In December 2000 Human Rights Watch undertook an investigative mission to an area controlled by Uganda in northeastern Congo, a region which straddles the territories of Beni and Lubero in North Kivu and the district of Ituri in Orientale Province, adjacent to the border between Uganda and Congo. This report is based on that mission and other research and covers the period from June 1999 through early March 2001.

    This research led to the following conclusions:

    · Ugandan military forces have played a decisive role in local affairs, even changing administrative boundaries and designating provincial officials, taking advantage of an administrative void resulting from continuing disputes among the various offshoots of the Ugandan-sponsored RCD-ML.

    · The perception that Ugandans supported the Hema was made real in many communities by Ugandan soldiers who helped Hema in defending their large farms against Lendu attack and who helped Hema militia attack Lendu villages. In some cases, these soldiers provided support in return for payments to themselves or their superior officers.

      In at least one case, Ugandan soldiers also assisted Lendu in attacking Hema. In one reported clash Ugandan soldiers backing different sides engaged in combat against each other.

The assistance of Ugandan soldiers as well as the provision of training and arms to local forces resulted in a larger number of civilian casualties in these conflicts than would otherwise have been the case.

    · Under the guise of creating an army for the rebel movement, Congolese political leaders developed their own groups of armed supporters, bound to them by ties of personal and/or ethnic loyalty.
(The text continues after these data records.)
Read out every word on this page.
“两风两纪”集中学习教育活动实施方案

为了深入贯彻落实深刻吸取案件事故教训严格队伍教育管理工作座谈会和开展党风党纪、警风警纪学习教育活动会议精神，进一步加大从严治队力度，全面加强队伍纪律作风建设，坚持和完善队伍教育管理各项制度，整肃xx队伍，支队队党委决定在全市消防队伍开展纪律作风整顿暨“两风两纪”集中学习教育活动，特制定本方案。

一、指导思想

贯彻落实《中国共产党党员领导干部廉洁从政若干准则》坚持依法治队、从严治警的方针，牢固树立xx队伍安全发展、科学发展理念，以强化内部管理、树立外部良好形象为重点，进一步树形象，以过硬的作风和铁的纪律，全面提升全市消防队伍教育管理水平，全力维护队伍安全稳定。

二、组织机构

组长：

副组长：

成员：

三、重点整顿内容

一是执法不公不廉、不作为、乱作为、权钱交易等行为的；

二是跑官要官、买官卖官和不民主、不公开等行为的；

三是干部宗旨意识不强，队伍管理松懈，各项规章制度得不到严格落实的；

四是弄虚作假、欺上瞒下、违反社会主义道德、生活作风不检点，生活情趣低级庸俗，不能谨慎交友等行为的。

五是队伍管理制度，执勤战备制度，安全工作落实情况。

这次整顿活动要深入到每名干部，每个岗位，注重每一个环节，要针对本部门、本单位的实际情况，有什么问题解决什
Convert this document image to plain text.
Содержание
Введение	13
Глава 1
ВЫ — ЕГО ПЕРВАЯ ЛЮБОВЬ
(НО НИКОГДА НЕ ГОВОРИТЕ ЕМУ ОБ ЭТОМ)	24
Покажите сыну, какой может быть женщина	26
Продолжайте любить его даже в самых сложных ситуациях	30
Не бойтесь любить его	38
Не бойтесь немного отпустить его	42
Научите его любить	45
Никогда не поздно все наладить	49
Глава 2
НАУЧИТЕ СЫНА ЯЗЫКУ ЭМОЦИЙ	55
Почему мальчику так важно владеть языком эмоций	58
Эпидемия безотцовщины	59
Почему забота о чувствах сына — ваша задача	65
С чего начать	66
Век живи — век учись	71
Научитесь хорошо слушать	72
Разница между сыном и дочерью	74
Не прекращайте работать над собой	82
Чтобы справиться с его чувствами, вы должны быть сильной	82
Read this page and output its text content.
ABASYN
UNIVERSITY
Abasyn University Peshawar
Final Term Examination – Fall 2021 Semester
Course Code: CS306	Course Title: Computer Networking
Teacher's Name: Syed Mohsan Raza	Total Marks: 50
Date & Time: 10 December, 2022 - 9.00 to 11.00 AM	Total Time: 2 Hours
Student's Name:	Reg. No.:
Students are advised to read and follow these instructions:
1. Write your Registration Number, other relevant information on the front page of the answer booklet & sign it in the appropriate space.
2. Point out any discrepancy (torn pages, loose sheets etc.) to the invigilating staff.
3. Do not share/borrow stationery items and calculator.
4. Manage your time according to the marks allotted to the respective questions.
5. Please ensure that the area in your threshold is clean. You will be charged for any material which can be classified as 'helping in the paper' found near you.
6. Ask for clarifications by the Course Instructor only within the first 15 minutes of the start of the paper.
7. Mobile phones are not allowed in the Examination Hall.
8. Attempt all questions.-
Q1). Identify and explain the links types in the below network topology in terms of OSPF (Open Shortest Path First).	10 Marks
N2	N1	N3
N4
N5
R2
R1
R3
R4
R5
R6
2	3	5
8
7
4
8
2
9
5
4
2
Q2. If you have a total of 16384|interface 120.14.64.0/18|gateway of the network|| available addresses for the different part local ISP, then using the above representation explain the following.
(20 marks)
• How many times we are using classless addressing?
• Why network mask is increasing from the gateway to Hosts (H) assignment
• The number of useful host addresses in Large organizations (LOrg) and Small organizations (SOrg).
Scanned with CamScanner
On several occasions in the last two years, these armed supporters have engaged in operations in which civilians were killed.

Uganda trained these groups even when it seemed likely that they would be used in local ethnic and partisan conflict rather than as part of a disciplined military force.

    · All parties, including the Ugandans, recruited and trained children to serve as soldiers.1 In August 2000 Uganda transported some 163 children, part of a larger group of 700 recruits, to Uganda for military training. Only in February 2001 did the government of Uganda grant various international agencies access to these children with a view to their demobilization and resettlement.

    · Contending RCD-ML political leaders Wamba dia Wamba and Mbusa Nyamwisi as well as Uganda People's Defence Force (UPDF) soldiers have illegally detained political leaders whom they have identified as opponents and held them under inhumane conditions. In some cases the UPDF and RCD-ML forces have tortured political opponents in detention.

    · The RCD-ML's "prime minister" Mbusa Nyamwisi, a local leader from a third powerful ethnic group, the Nande, sought to increase his power base by allying with Mai-Mai forces, groups of local militia who fight largely to expel foreign occupiers of their territory and who often use traditional rituals to strengthen themselves for battle.

      Originally ready to tolerate this alliance, the Ugandans then rejected it. In subsequent conflicts with the Mai-Mai, Ugandan forces as well as Congolese rebels loyal to Mbusa extrajudicially executed captured Mai-Mai combatants. Subsequently, the UPDF attacked local people thought to have assisted the Mai-Mai, killing civilians and laying waste to their villages.

    · Ugandan soldiers also formed and supported the front organization called RCD-National, which appeared to be an operation to extract and market the rich mineral resources of the Bafwasende area rather than the political party which it claimed to be. This blatant exploitation of Congolese wealth for the benefit of both locally based and other more highly placed Ugandan military officers symbolized the larger exploitation of the whole region for the benefit of outside actors.

1 In this report, the word "child" refers to anyone under the age of eighteen. Human Rights Watch follows the UN Convention on the Rights of the Child in defining as a child "every human being under the age of eighteen unless, under the law applicable to the child, majority is obtained earlier." Convention on the Rights of the Child, Article 1, G.A. Res.44/25, U.N. Doc. A/RES/44/25.